2. Have strength of conviction
Attention is attracted to conviction. No one can deny that Billy Graham had great conviction. He held adamant beliefs. He moved millions of people based solely on his unyielding, burning conviction, a true desire to spread the word.
When you have that strength of soul and when you believe in something so strongly, you can’t help but to get up and tell people.
That’s the kind of conviction that an agent needs to have. Strength of character guides everything you do — a belief system that is unshakable and unwavering under all conditions.
A real estate agent with that kind of determination, to follow and fulfill a purpose, will be respected and recognized. That kind of conviction is increasingly rare.

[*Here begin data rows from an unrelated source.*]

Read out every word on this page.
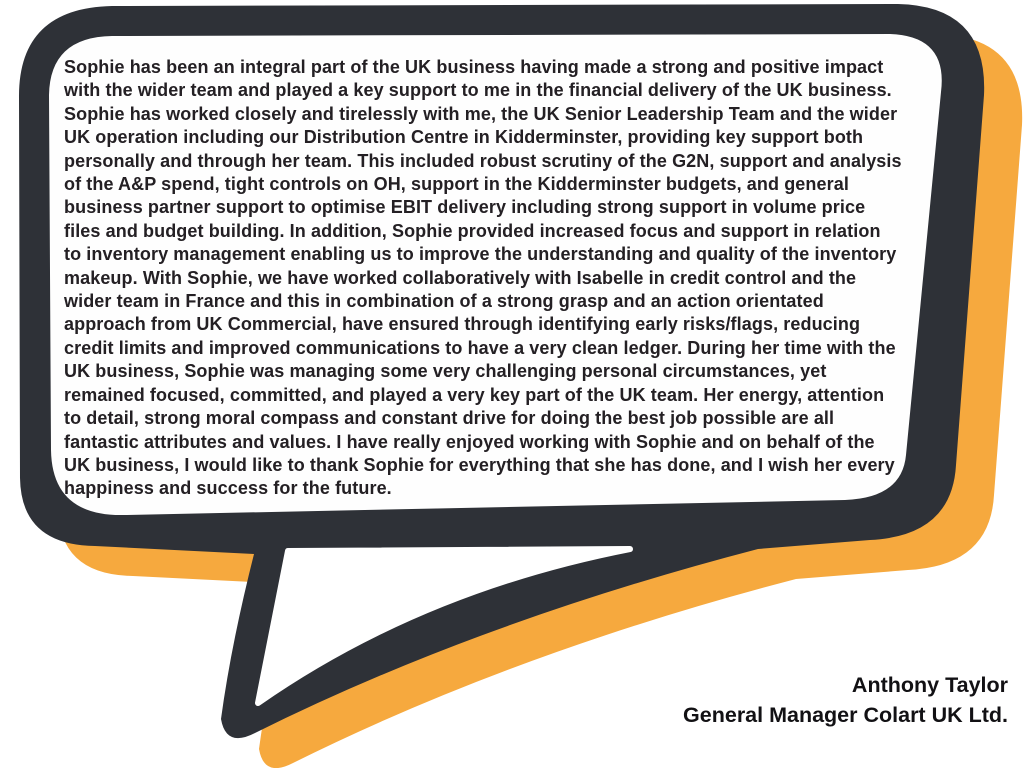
Sophie has been an integral part of the UK business having made a strong and positive impact with the wider team and played a key support to me in the financial delivery of the UK business. Sophie has worked closely and tirelessly with me, the UK Senior Leadership Team and the wider UK operation including our Distribution Centre in Kidderminster, providing key support both personally and through her team. This included robust scrutiny of the G2N, support and analysis of the A&P spend, tight controls on OH, support in the Kidderminster budgets, and general business partner support to optimise EBIT delivery including strong support in volume price files and budget building. In addition, Sophie provided increased focus and support in relation to inventory management enabling us to improve the understanding and quality of the inventory makeup. With Sophie, we have worked collaboratively with Isabelle in credit control and the wider team in France and this in combination of a strong grasp and an action orientated approach from UK Commercial, have ensured through identifying early risks/flags, reducing credit limits and improved communications to have a very clean ledger. During her time with the UK business, Sophie was managing some very challenging personal circumstances, yet remained focused, committed, and played a very key part of the UK team. Her energy, attention to detail, strong moral compass and constant drive for doing the best job possible are all fantastic attributes and values. I have really enjoyed working with Sophie and on behalf of the UK business, I would like to thank Sophie for everything that she has done, and I wish her every happiness and success for the future.
Anthony Taylor
General Manager Colart UK Ltd.
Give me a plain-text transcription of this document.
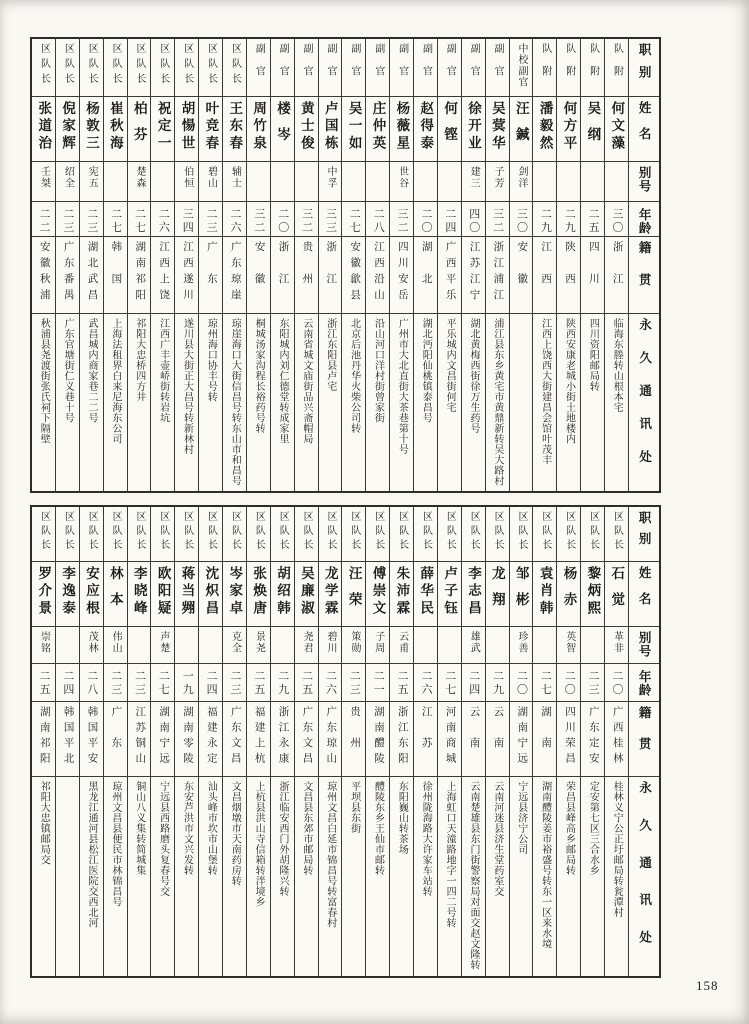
区队长
张道治
壬桀
二二
安徽秋浦
秋浦县尧渡街张氏祠下隔壁
区队长
倪家辉
绍全
二三
广东番禺
广东官塘街仁义巷十号
区队长
杨敦三
宪五
二三
湖北武昌
武昌城内商家巷二二号
区队长
崔秋海
二七
韩国
上海法租界白来尼海东公司
区队长
柏芬
楚森
二七
湖南祁阳
祁阳大忠桥四方井
区队长
祝定一
二六
江西上饶
江西广丰壶峤街转岩坑
区队长
胡愓世
伯恒
三四
江西遂川
遂川县大街正大昌号转新林村
区队长
叶竞春
碧山
二三
广东
琼州海口协丰号转
区队长
王东春
辅士
二六
广东琼崖
琼崖海口大街信昌号转东山市和昌号
副官
周竹泉
三二
安徽
桐城汤家沟程长裕药号转
副官
楼岑
二〇
浙江
东阳城内刘仁德堂转成家里
副官
黄士俊
三二
贵州
云南省城文庙街品兴斋帽局
副官
卢国栋
中孚
三三
浙江
浙江东阳县卢宅
副官
吴一如
二七
安徽歙县
北京后池丹华火柴公司转
副官
庄仲英
二八
江西沿山
沿山河口洋村街曾家街
副官
杨薇星
世谷
三二
四川安岳
广州市大北直街大茶巷第十号
副官
赵得泰
二〇
湖北
湖北沔阳仙桃镇泰昌号
副官
何铿
二四
广西平乐
平乐城内文昌街何宅
副官
徐开业
建三
四〇
江苏江宁
湖北黄梅西街徐万生药号
副官
吴蓂华
子芳
三二
浙江浦江
浦江县东乡黄宅市黄鼎新转吴大路村
中校副官
汪鍼
剑洋
三〇
安徽
队附
潘毅然
二九
江西
江西上饶西大街建昌会馆叶茂丰
队附
何方平
二九
陕西
陕西安康老城小街土地楼内
队附
吴纲
二五
四川
四川资阳邮局转
队附
何文藻
三〇
浙江
临海东塍转山根本宅
职别
姓名
别号
年龄
籍贯
永久通讯处
区队长
罗介景
崇铭
二五
湖南祁阳
祁阳大忠镇邮局交
区队长
李逸泰
二四
韩国平北
区队长
安应根
茂林
二八
韩国平安
黑龙江通河县松江医院交西北河
区队长
林本
伟山
二三
广东
琼州文昌县便民市林锦昌号
区队长
李晓峰
二三
江苏铜山
铜山八义集转简城集
区队长
欧阳疑
声楚
二七
湖南宁远
宁远县西路磨头复春号交
区队长
蒋当翙
一九
湖南零陵
东安芦洪市文兴发转
区队长
沈炽昌
二四
福建永定
汕头峰市坎市山堡转
区队长
岑家卓
克全
二三
广东文昌
文昌烟墩市天南药房转
区队长
张焕唐
景尧
二五
福建上杭
上杭县洪山寺信箱转泮境乡
区队长
胡绍韩
二九
浙江永康
浙江临安西门外胡隆兴转
区队长
吴廉淑
尧君
二五
广东文昌
文昌县东郊市邮局转
区队长
龙学霖
碧川
二六
广东琼山
琼州文昌白延市锦昌号转富春村
区队长
汪荣
策勋
二三
贵州
平坝县东街
区队长
傅崇文
子周
二一
湖南醴陵
醴陵东乡王仙市邮转
区队长
朱沛霖
云甫
二五
浙江东阳
东阳巍山转茶场
区队长
薛华民
二六
江苏
徐州陇海路大许家车站转
区队长
卢子钰
二七
河南商城
上海虹口天潼路地字一四二号转
区队长
李志昌
雄武
二四
云南
云南楚雄县东门街警察局对面交赵文隆转
区队长
龙翔
二九
云南
云南河迷县济生堂药室交
区队长
邹彬
珍善
二〇
湖南宁远
宁远县济宁公司
区队长
袁肖韩
二七
湖南
湖南醴陵姜市裕盛号转东一区来水境
区队长
杨赤
英智
二〇
四川荣昌
荣昌县峰高乡邮局转
区队长
黎炳熙
二三
广东定安
定安第七区三合水乡
区队长
石觉
革非
二〇
广西桂林
桂林义宁公正圩邮局转瓮潭村
职别
姓名
别号
年龄
籍贯
永久通讯处
158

3. Harness curiosity, controversy, polarization
Like P.T. Barnum, Donald Trump lives on outrageous claims and statements. He’s got people thinking, “I wonder what crazy thing he’ll say next.” Controversy.
Similar to Howard Stern, no one simply likes or dislikes Trump. He is a polarizing figure. He is controversial. You either love him, or you hate him. It’s the same for real estate agents.
If you can, distinguish yourself as an agent who’s taken a side and is sticking with it. Position yourself as an agent who doesn’t mind going against the grain, who embraces the curiosity factor that comes from doing something different with authentic conviction — then due to the laws of polarization, those who hate you will hate you. And those who love you will become your client.
I promise; execute on these three strategies, and in no time, your status as a spectacle will increase. You will get more attention. Curiosity will be built. More people will talk about you. Polarization will happen, and business will flourish.